Clustered Indexes and Performance

One of the most overlooked aspects of database design that I see from most application developers is the clustered index. Let us take a moment to discuss why this detail is so important, and to walk through some examples.

Every database engine works a bit differently, but these concepts generally apply to almost any RDBMS. For the sake of this post, I am using SQL Server. However, you can translate the concepts to other database engines.

What is a Clustered Index?

So, what is a clustered index you ask? The clustered index is how the data is sorted and stored on disk, and that is a critically important detail that most people don’t think about. Most of the readers of this post understand search and sort algorithms, but if you don’t, let’s walk through an example.

Imagine you have a dictionary, which you would expect to be sorted in alphabetical order. If you want to find the word “database”, or all words that start with the letters “da”, that is easy because that is how the data is sorted.

If I instead asked you to use the same dictionary in alphabetical order and asked you to count the number of 4 letter words, you would have to scan every single page. This obviously is a LOT more work that will take MUCH longer.

If we were to then sort the dictionary by length instead of alphabetical, you could then answer the same query much faster as you could skip over all words shorter than 4 letters and stop searching when you reached 5 letter words.

How do I choose what the Clustered Index is with SQL Server?

With SQL Server, when you create a primary key on a table, unless there is already a clustered index defined for the table, SQL Server will set the primary key as the clustered index.

Common options

If you use an IDENTITY column, the data on disk will be sorted by that value. This essentially means the data is stored in sequential order (the order it was created/added with). Any INSERTs will automatically be appended to the end of the table. This is blazingly fast for write operations, and you will have no index fragmentation, but it is sub-optimal for reads because the data is sorted by the order of creation rather than some more meaningful order.

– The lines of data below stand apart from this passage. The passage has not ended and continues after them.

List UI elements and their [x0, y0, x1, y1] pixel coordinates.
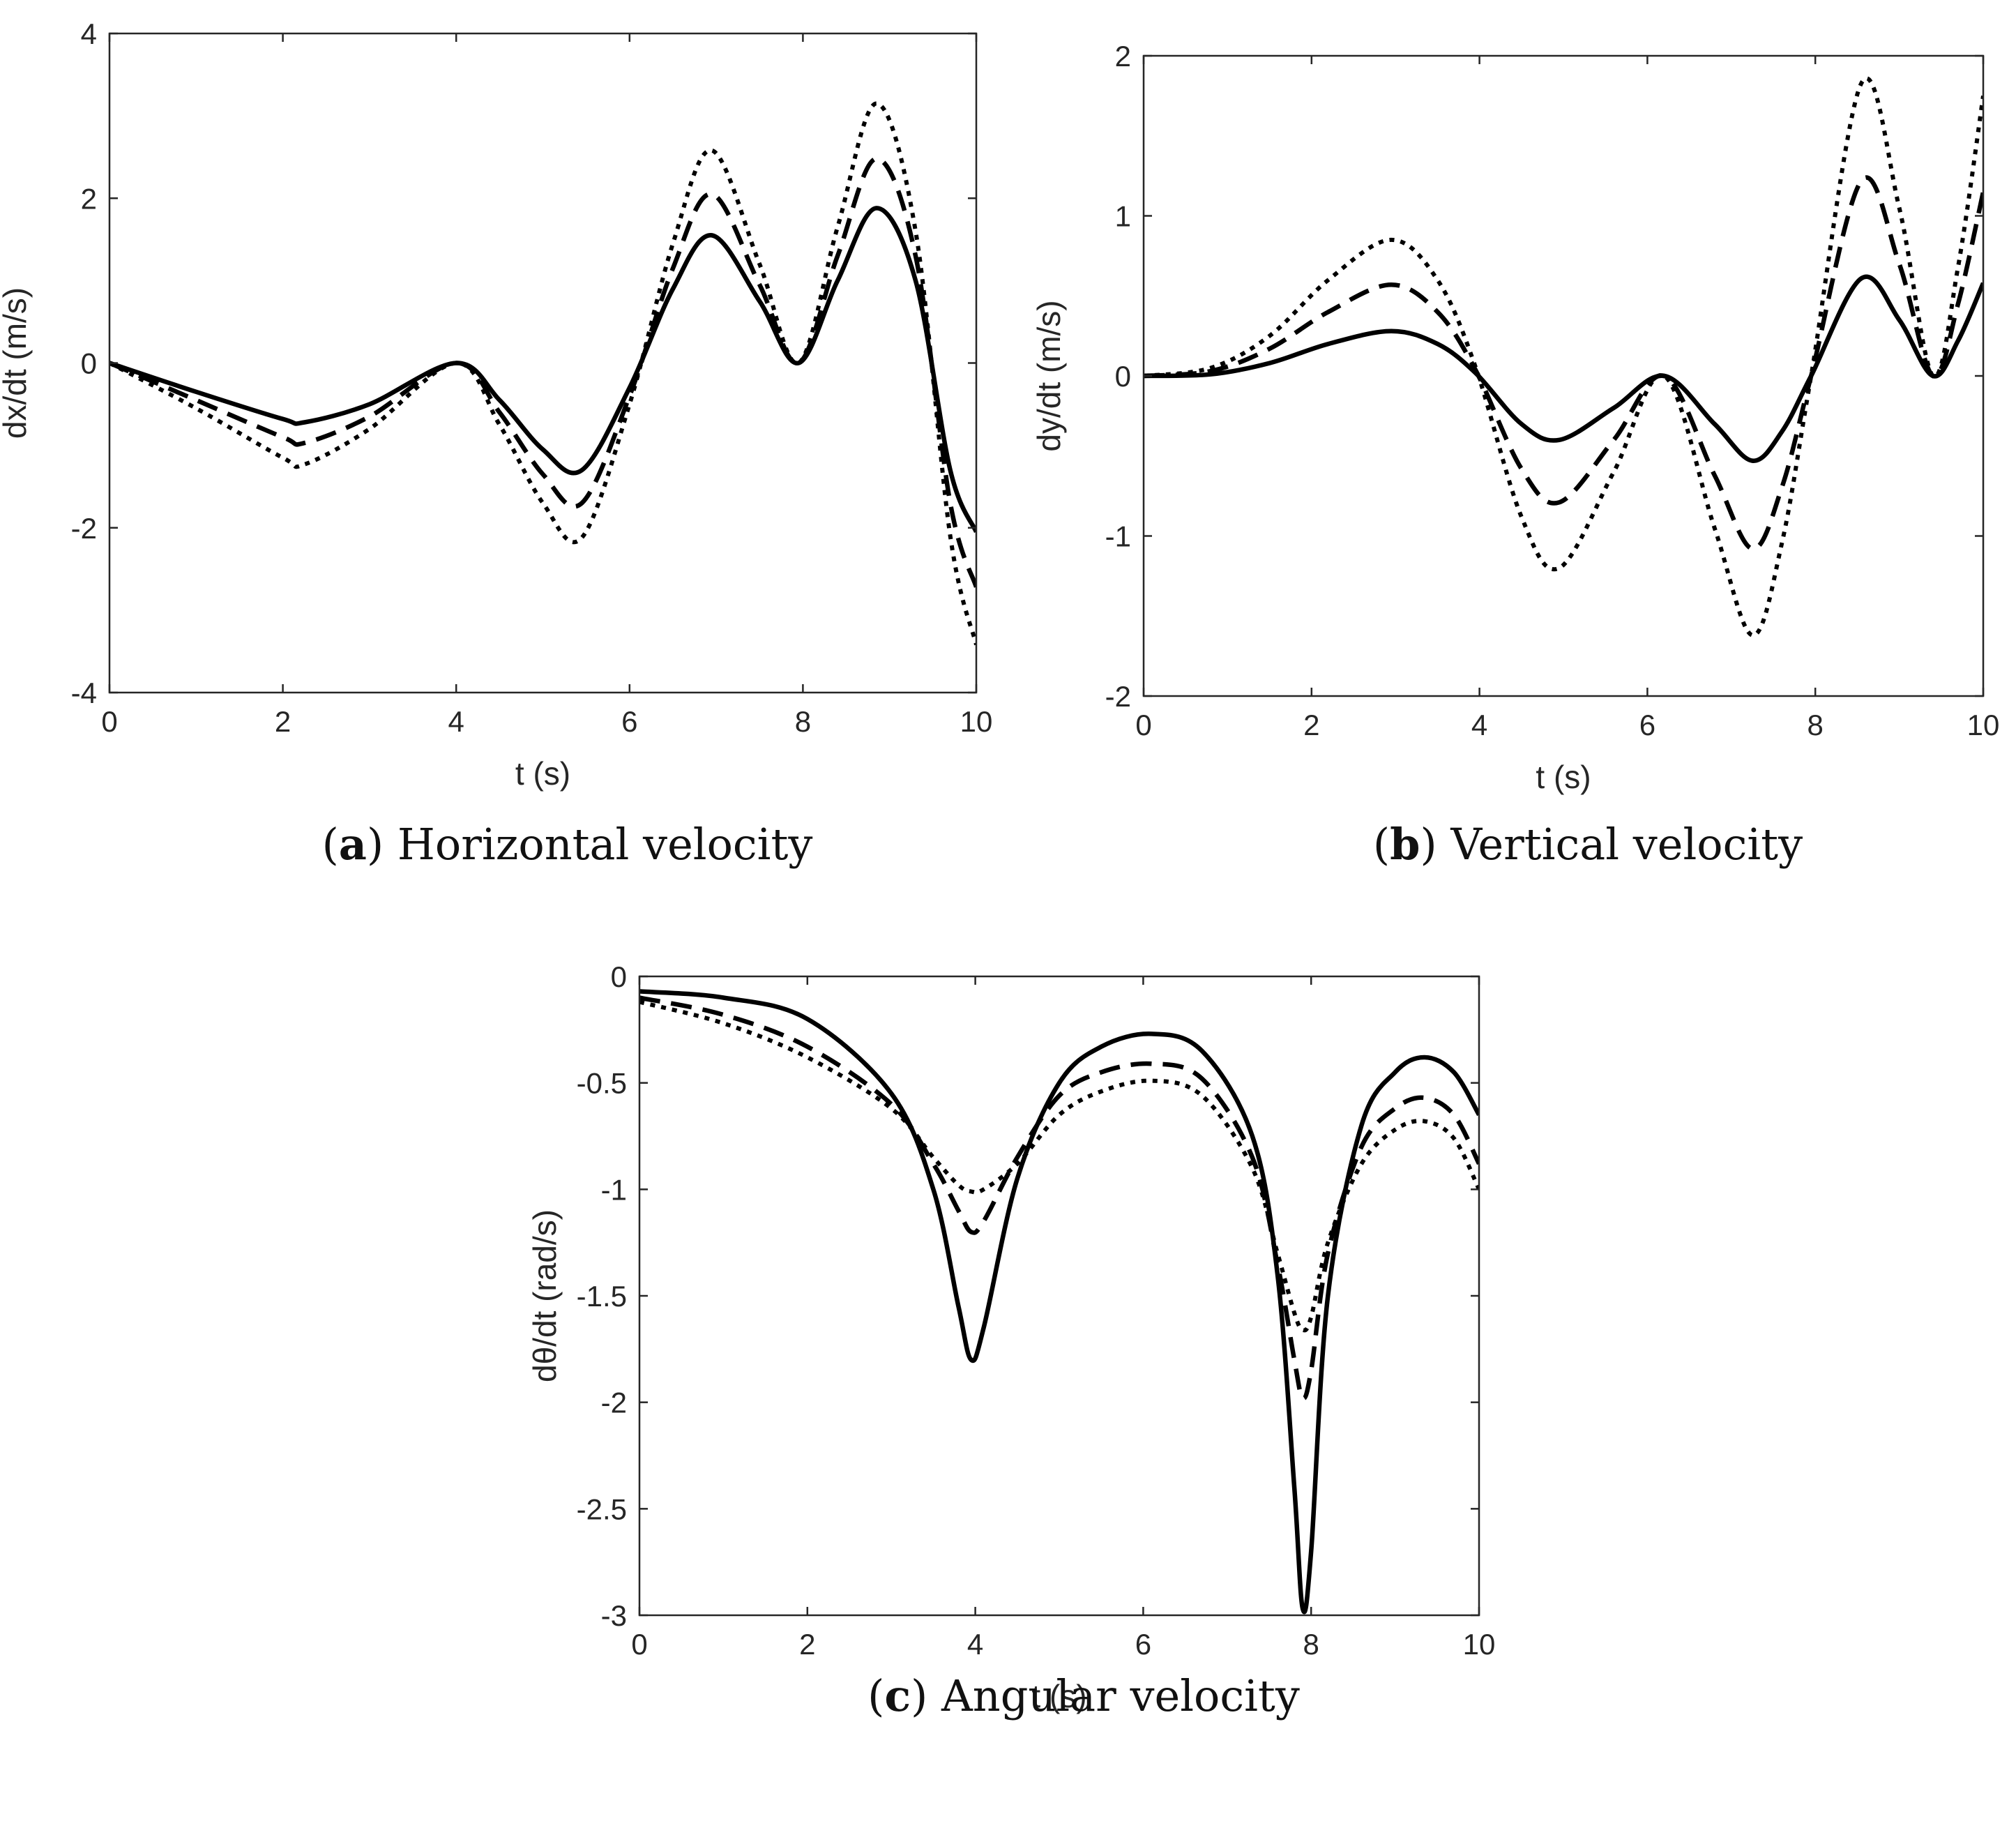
- series-solid-line: [109, 206, 976, 534]
- series-dashed-line: [1144, 175, 1983, 552]
- x-tick-label: 4: [967, 1628, 983, 1661]
- x-tick-label: 10: [1967, 709, 2000, 741]
- x-tick-label: 2: [799, 1628, 815, 1661]
- x-axis-label: t (s): [1536, 759, 1591, 795]
- x-axis-label: t (s): [515, 755, 570, 792]
- x-tick-label: 8: [1807, 709, 1824, 741]
- y-tick-label: -1: [601, 1173, 627, 1206]
- caption-paren-open: (: [322, 819, 339, 870]
- series-dashed-line: [109, 156, 976, 588]
- x-tick-label: 10: [1463, 1628, 1496, 1661]
- caption-text: Angular velocity: [941, 1670, 1300, 1721]
- caption-text: Vertical velocity: [1450, 819, 1803, 870]
- x-tick-label: 6: [621, 705, 637, 738]
- chart-panel-b: 0 2 4 6 8 10 -2 -1 0 1 2 t (s) dy/dt (m/s) (b) Vertic…: [1031, 40, 1999, 870]
- y-tick-label: -4: [71, 677, 97, 709]
- y-tick-label: -1.5: [577, 1280, 627, 1313]
- caption-letter: b: [1390, 819, 1420, 870]
- chart-panel-c: 0 2 4 6 8 10 -3 -2.5 -2 -1.5 -1 -0.5 0 t (s) dθ/dt (ra…: [526, 960, 1495, 1721]
- x-tick-label: 6: [1135, 1628, 1151, 1661]
- caption-paren-close: ): [1420, 819, 1450, 870]
- panel-caption: (c) Angular velocity: [867, 1670, 1300, 1721]
- caption-paren-close: ): [367, 819, 397, 870]
- y-tick-label: 2: [1115, 40, 1131, 73]
- y-tick-label: 4: [81, 17, 97, 50]
- x-tick-label: 8: [1303, 1628, 1319, 1661]
- x-tick-label: 0: [101, 705, 117, 738]
- y-axis-label: dθ/dt (rad/s): [526, 1209, 563, 1382]
- caption-text: Horizontal velocity: [397, 819, 813, 870]
- axes-box: [1142, 54, 1985, 697]
- y-tick-label: 0: [611, 960, 627, 993]
- caption-paren-open: (: [1373, 819, 1390, 870]
- y-tick-label: -0.5: [577, 1067, 627, 1100]
- y-tick-label: -2: [601, 1386, 627, 1419]
- panel-caption: (a) Horizontal velocity: [322, 819, 813, 870]
- y-tick-label: 1: [1115, 200, 1131, 233]
- y-tick-label: 0: [81, 347, 97, 380]
- panel-caption: (b) Vertical velocity: [1373, 819, 1803, 870]
- y-tick-label: 0: [1115, 360, 1131, 393]
- y-tick-label: -2.5: [577, 1493, 627, 1525]
- series-dotted-line: [1144, 76, 1983, 637]
- caption-paren-open: (: [867, 1670, 884, 1721]
- y-tick-label: 2: [81, 182, 97, 215]
- caption-letter: c: [884, 1670, 911, 1721]
- series-dotted-line: [109, 101, 976, 646]
- axes-box: [108, 32, 978, 694]
- x-tick-label: 10: [960, 705, 993, 738]
- x-tick-label: 4: [448, 705, 464, 738]
- y-axis-label: dy/dt (m/s): [1031, 300, 1067, 451]
- y-tick-label: -3: [601, 1599, 627, 1632]
- y-tick-label: -2: [71, 512, 97, 545]
- x-tick-label: 8: [795, 705, 811, 738]
- caption-paren-close: ): [911, 1670, 941, 1721]
- x-tick-label: 0: [1135, 709, 1151, 741]
- y-axis-label: dx/dt (m/s): [0, 287, 33, 439]
- series-solid-line: [1144, 274, 1983, 463]
- y-tick-label: -2: [1105, 680, 1131, 713]
- x-axis-label: t (s): [1031, 1678, 1086, 1714]
- y-tick-label: -1: [1105, 520, 1131, 553]
- caption-letter: a: [339, 819, 367, 870]
- chart-panel-a: 0 2 4 6 8 10 -4 -2 0 2 4 t (s) dx/dt (m/s) (a) Horizo…: [0, 17, 992, 870]
- x-tick-label: 2: [275, 705, 291, 738]
- x-tick-label: 4: [1471, 709, 1487, 741]
- series-dashed-line: [639, 995, 1479, 1401]
- series-solid-line: [639, 989, 1479, 1615]
- axes-box: [638, 975, 1480, 1617]
- x-tick-label: 2: [1303, 709, 1319, 741]
- x-tick-label: 6: [1639, 709, 1655, 741]
- x-tick-label: 0: [631, 1628, 647, 1661]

If you use a GUID, the data on disk will be sorted by that value. Note that pretty much 100% of DBAs will recommend against using a GUID as a clustered index. This could be a completely separate blog post but at a high level GUIDs do not typically generate sequential values. Go back to the dictionary example, and pretend the dictionary is on paper. If I ask you to add a word in the middle, and there is no room left to add, you have to add a page (this is what databases do also, and they cleverly call it paging). Even if you use a custom library to generate sequential GUIDs, there are a dozen other drawbacks, so in short just trust me and don’t do it.

A 3rd option that most don’t consider is a natural key, which can be the best primary key option (but not always the best clustered index option). With IDENTITY or GUIDs we are adding a surrogate field to be the unique identifier, the value is always unique but otherwise mostly meaningless and arbitrary. With a natural key, we already have a unique identifier in the data itself. A serial number is often a good natural key as it is unique, and often sequential.

How to Choose?

This is where it pays to know how the data is used.

First you must decide if you want to optimize for reads or writes. With very rare exceptions, it is better to optimize for reads. Unless you are just storing data that you might never use, you are probably better off optimizing for reads instead of write operations. If your concern is write speeds, there are other ways to fix that 😉

Assuming you want to optimize for reads, you have to determine what read is the most common. If there is a column that is almost always in your WHERE clause or your ORDER BY clause, that is the value you should probably use.

On a personal project I have an application that gathers stock and option quotes and stores them. I only store data for stocks I am interested in, let’s say 60 stocks. On a regular interval the application goes and grabs stock quotes for each ticker I am watching.

If I want to get all stock quotes for Microsoft (MSFT), and my quotes are stored in the order that I added them, then roughly 1 out of every 60 rows will be for MSFT, and the database has to scan the entire table to return the results.

On the other hand, if I want to get all stock quotes for Microsoft (MSFT), and my quotes are already sorted by the ticker, then the database can skip directly to these records without reading the entire table.

The results are clear here. Using a clustered index which is already sorted in the order I wish to search data is 20x faster.

As the execution plan suggests, I could add a missing index. However, I already have an index on that the quotes table for Ticker, hence why it shows an index scan. The issue is, once the index is scanned, it then has to go back to lookup other values that were not included in the index. With the clustered index, the data is already all included because the clustered index IS the table as stored on disk. Of course, you could then include just the fields you need in the second index to resolve this, BUT an index is essentially a partial or complete copy of the table, so adding the additional indices will increase the database size and also require more work for any insert/update/delete operations.

I could go into so much more detail on this, in many areas, but I hope that this is adequate to make people consider what their clustered index is more carefully.